The addition of bevacizumab to carboplatin/paclitaxel was well tolerated and resulted in a clinically meaningful treatment benefit in Chinese patients with advanced nonsquamous non-small cell lung cancer (NSCLC), a new study published online early in the Journal of Clinical Oncology has shown.
For the phase III trial, researchers enrolled 276 Chinese patients with locally advanced, metastatic, or recurrent advanced nonsquamous NSCLC and randomly assigned them 1:1 to receive carboplatin AUC 6 intravenously and paclitaxel 175mg/m2 intravenously on day 1 every 21 days for ≤ six cycles, with placebo or bevacizumab 15mg/kg intravenous on day 1 of each cycle. Patients received treatment until disease progression, unacceptable toxicity, or death.

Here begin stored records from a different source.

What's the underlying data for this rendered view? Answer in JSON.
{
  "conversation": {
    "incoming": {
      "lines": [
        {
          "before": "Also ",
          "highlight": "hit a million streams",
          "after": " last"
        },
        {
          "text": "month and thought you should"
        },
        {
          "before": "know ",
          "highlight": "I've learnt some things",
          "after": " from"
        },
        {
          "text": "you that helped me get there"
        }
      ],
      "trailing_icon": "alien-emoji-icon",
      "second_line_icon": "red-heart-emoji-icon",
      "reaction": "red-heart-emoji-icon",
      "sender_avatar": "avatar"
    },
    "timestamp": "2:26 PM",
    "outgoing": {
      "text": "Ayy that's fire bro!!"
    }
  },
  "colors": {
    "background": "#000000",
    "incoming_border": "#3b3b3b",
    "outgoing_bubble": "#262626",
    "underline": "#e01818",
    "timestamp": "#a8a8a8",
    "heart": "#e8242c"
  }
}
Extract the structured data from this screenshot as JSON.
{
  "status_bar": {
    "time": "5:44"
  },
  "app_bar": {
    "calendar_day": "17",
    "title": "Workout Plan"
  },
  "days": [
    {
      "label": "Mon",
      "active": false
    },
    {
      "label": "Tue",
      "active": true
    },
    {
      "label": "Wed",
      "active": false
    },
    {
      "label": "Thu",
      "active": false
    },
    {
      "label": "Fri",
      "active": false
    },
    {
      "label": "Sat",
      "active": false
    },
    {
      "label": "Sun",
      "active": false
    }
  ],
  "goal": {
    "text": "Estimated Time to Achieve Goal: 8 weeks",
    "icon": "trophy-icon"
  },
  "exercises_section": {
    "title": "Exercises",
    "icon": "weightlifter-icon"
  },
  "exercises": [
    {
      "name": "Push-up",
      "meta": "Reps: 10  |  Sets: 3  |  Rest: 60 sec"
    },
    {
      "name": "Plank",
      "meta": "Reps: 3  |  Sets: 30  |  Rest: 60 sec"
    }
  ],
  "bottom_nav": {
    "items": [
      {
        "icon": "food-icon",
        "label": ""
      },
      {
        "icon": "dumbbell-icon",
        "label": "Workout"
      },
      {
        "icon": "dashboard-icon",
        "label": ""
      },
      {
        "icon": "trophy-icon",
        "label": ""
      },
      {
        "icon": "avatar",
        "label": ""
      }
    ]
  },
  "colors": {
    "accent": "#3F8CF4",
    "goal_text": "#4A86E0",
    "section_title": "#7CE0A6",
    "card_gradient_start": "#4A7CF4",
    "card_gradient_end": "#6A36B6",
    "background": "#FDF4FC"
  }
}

Results showed that median progression-free survival was 9.2 months with bevacizumab and 6.5 months with placebo (HR = 0.40; 95% CI: 0.29-0.54; P < 0.001). In addition, objective response rate was 54% and 26% with bevacizumab and placebo, respectively.
In regard to safety, adverse events were similar to those observed in previous studies of bevacizumab plus carboplatin/paclitaxel in patients with NSCLC.
Addition of bevacizumab to carboplatin/paclitaxel well tolerated in Chinese patients with nonsquamous NSCLC.
The phase III BEYOND trial was undertaken to confirm in a Chinese patient population the efficacy seen with first-line bevacizumab plus platinum doublet chemotherapy in globally conducted studies.